Vorgesehen ist auch das heimliche Betreten von Wohnungen, um dort Spionagewerkzeuge zu installieren. Welche Grundrechte würden damit verletzt?
Auf jeden Fall das Grundrecht auf Unverletzlichkeit der Wohnung. Bei einer digitalen Überwachung, beispielsweise wenn dann aus der Ferne eine Notebookkamera eingeschaltet wird, auch das Grundrecht auf informationelle Selbstbestimmung und das Computergrundrecht.
Überwachungsgesetze werden grundsätzlich verschärft. Niemals werden Befugnisse zurückgenommen. Oder täuscht dieser Eindruck?
Nein. Bestes Beispiel ist 9/11, als eine wirklich umfassende Überwachung schon zum Jahresende 2001 den Bundestag passiert hat. Viele neue Befugnisse wurden zeitlich begrenzt, aber dann regelmäßig verlängert und schließlich dauerhaft eingeführt. Deswegen gibt es die Idee einer Überwachungsgesamtrechnung. Für sich genommen mag jede Einzelmaßnahme vielleicht noch verfassungskonform sein. In einer Gesamtbetrachtung gibt es dann aber vielleicht das Ergebnis: Wir haben den gläsernen Bürger.
Herr Kipker, besten Dank für das Interview. Haben Sie noch Tipps wie unsere Leser*innen digital sicher kommunizieren können?
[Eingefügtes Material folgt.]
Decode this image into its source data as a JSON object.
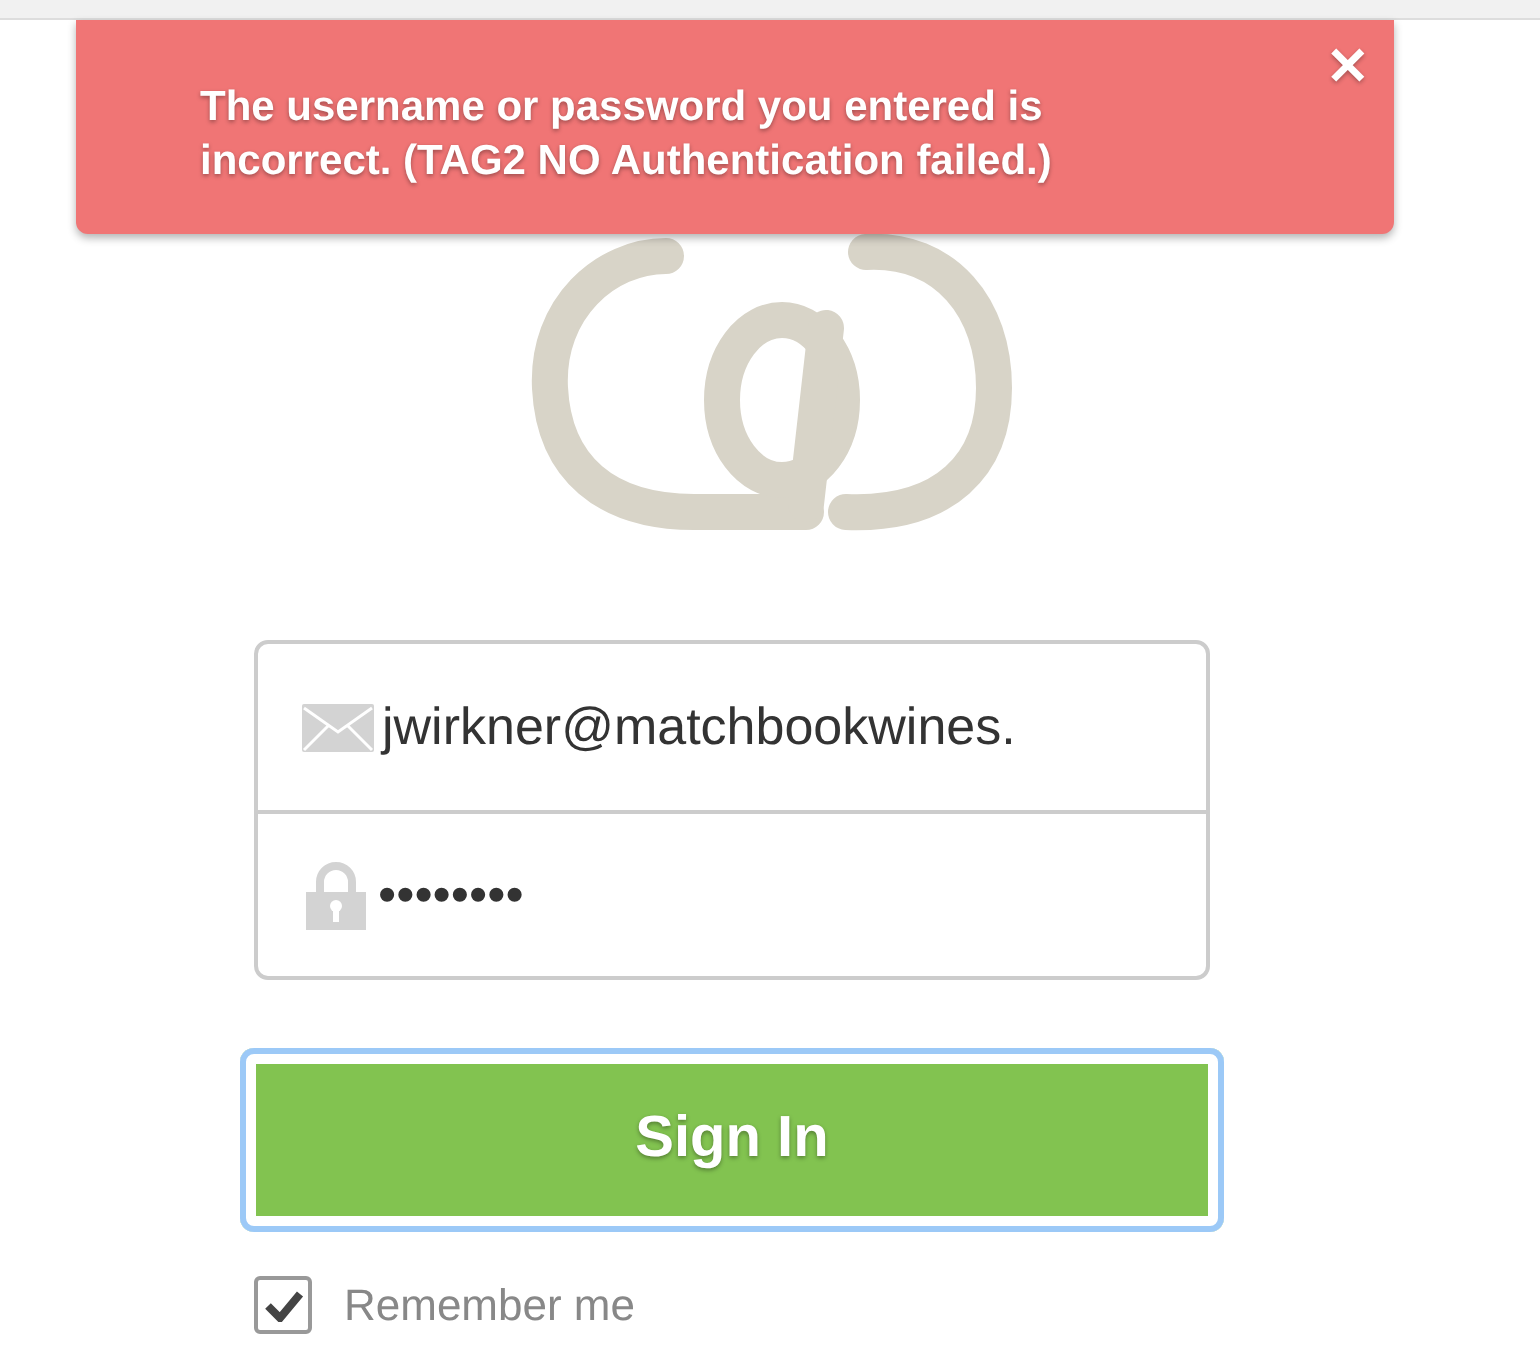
{
  "alert": {
    "message": "The username or password you entered is incorrect. (TAG2 NO Authentication failed.)",
    "close": "✕"
  },
  "form": {
    "email": {
      "value": "jwirkner@matchbookwines."
    },
    "password": {
      "value": "••••••••"
    }
  },
  "sign_in_button": {
    "label": "Sign In",
    "focused": true
  },
  "remember_me": {
    "label": "Remember me",
    "checked": true
  }
}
Vielfach bieten Messengerdienste mittlerweile verschlüsselte Verbindungen als Grundeinstellung an. Nutzer*innen sollten auch überlegen, welche Daten sie mit wem teilen wollen. Nicht zuletzt sollten besonders sensible Daten vielleicht nicht unbedingt unverschlüsselt in einer Cloud gespeichert werden.